The actual construction of Ω¹_S/R can proceed by introducing formal generators ds for s in S, and imposing relations

• dr = 0 for r in R,
• d(s + t) = ds + dt,

and

• d(st) = sdt + tds.

Another equivalent construction, that makes sense in terms of affine schemes, is to take the ideal defining the diagonal I in the fiber product of Spec(S) with itself over Spec(R); and set

Ω¹_S/R = I/I².

This is more geometric, in the sense that the notion of first infinitesimal neighbourhood of the diagonal is thereby captured, via functions vanishing modulo functions vanishing at least to second order (see cotangent space for related details).
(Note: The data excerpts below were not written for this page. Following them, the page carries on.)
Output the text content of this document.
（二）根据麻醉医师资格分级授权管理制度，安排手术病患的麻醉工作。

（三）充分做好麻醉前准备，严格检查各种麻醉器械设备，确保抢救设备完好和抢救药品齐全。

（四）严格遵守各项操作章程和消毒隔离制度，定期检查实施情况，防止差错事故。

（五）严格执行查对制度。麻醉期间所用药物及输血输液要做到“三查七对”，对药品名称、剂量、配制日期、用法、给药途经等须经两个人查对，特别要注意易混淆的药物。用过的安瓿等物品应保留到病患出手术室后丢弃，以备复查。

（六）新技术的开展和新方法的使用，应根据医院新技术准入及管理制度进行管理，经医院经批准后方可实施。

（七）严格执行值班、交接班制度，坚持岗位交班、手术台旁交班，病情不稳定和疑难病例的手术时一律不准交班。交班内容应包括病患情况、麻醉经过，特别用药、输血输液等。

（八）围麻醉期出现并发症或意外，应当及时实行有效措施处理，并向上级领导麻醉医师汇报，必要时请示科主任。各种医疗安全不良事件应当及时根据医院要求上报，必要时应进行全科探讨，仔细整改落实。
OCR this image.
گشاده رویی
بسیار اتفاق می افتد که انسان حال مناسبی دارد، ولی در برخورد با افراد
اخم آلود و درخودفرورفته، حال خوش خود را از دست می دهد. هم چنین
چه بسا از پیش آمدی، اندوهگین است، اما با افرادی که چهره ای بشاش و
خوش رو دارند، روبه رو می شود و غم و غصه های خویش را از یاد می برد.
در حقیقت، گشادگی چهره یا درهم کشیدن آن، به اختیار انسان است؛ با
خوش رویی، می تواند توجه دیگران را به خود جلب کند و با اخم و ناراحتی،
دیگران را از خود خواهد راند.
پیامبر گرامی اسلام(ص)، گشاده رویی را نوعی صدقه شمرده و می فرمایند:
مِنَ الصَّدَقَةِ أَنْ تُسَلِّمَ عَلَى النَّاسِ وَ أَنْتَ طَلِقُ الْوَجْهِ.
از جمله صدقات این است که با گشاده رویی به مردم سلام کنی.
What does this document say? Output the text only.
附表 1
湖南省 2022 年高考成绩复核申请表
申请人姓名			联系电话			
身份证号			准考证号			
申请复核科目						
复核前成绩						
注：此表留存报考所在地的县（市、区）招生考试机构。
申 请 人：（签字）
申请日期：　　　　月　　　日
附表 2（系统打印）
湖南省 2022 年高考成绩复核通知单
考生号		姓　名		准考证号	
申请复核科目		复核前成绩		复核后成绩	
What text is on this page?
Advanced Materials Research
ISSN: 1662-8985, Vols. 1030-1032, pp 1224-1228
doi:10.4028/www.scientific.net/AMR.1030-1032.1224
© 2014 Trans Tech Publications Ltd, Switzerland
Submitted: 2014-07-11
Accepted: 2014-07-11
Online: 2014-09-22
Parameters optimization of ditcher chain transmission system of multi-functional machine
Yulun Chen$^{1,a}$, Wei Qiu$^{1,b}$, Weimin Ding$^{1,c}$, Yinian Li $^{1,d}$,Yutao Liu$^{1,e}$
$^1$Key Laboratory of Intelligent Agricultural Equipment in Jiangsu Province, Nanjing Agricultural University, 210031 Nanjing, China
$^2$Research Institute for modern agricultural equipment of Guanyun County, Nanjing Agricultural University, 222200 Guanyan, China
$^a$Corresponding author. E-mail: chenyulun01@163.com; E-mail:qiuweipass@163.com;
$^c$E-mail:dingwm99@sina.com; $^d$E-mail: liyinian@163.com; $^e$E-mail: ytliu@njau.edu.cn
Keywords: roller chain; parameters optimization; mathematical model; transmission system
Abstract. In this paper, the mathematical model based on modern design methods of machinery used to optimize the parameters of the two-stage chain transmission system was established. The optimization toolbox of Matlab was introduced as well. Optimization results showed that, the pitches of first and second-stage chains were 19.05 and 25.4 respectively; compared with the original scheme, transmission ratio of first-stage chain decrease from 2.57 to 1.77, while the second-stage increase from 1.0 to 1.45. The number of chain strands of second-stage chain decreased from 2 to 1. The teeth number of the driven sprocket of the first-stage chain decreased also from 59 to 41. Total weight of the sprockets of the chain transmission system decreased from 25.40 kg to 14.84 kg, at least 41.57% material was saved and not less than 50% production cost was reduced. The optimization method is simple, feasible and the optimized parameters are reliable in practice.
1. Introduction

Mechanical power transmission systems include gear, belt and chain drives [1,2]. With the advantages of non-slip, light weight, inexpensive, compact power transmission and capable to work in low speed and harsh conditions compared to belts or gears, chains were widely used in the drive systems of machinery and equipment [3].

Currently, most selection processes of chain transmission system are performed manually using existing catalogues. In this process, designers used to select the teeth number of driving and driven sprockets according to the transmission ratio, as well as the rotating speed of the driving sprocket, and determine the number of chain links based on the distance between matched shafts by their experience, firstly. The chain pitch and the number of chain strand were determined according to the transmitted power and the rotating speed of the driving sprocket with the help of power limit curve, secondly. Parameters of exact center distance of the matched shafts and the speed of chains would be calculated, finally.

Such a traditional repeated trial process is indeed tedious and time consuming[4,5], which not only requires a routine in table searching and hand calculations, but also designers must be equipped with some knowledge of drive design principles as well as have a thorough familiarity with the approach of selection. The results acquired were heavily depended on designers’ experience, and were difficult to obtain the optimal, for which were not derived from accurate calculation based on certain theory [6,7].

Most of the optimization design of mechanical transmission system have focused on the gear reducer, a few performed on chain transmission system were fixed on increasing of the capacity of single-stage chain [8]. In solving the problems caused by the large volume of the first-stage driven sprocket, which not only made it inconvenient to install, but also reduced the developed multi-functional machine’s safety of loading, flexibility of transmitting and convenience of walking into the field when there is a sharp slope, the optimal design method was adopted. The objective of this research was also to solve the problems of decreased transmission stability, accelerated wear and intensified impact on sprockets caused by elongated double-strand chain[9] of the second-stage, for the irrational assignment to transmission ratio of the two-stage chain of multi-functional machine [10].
The universal property leads to a defining relation

Der_R(S,M) = Hom_S(Ω¹_S/R,M)

for any S-module M. As in the case of adjoint functors, though this isn't precisely an adjunction, the equality sign here means only that there is a (canonical) identification of the two sets. The LHS is the set of derivations over R, i.e. treating R as constants, of S into M.

To get Ω^p_S/R, the Kähler p-forms for p > 1, one takes the R-module exterior power of degree p. The behaviour of the construction under localization of a ring (applied to R and S) ensures that there is a geometric notion of sheaf of (relative) Kähler p-forms available for use in algebraic geometry, over any field as R, for example.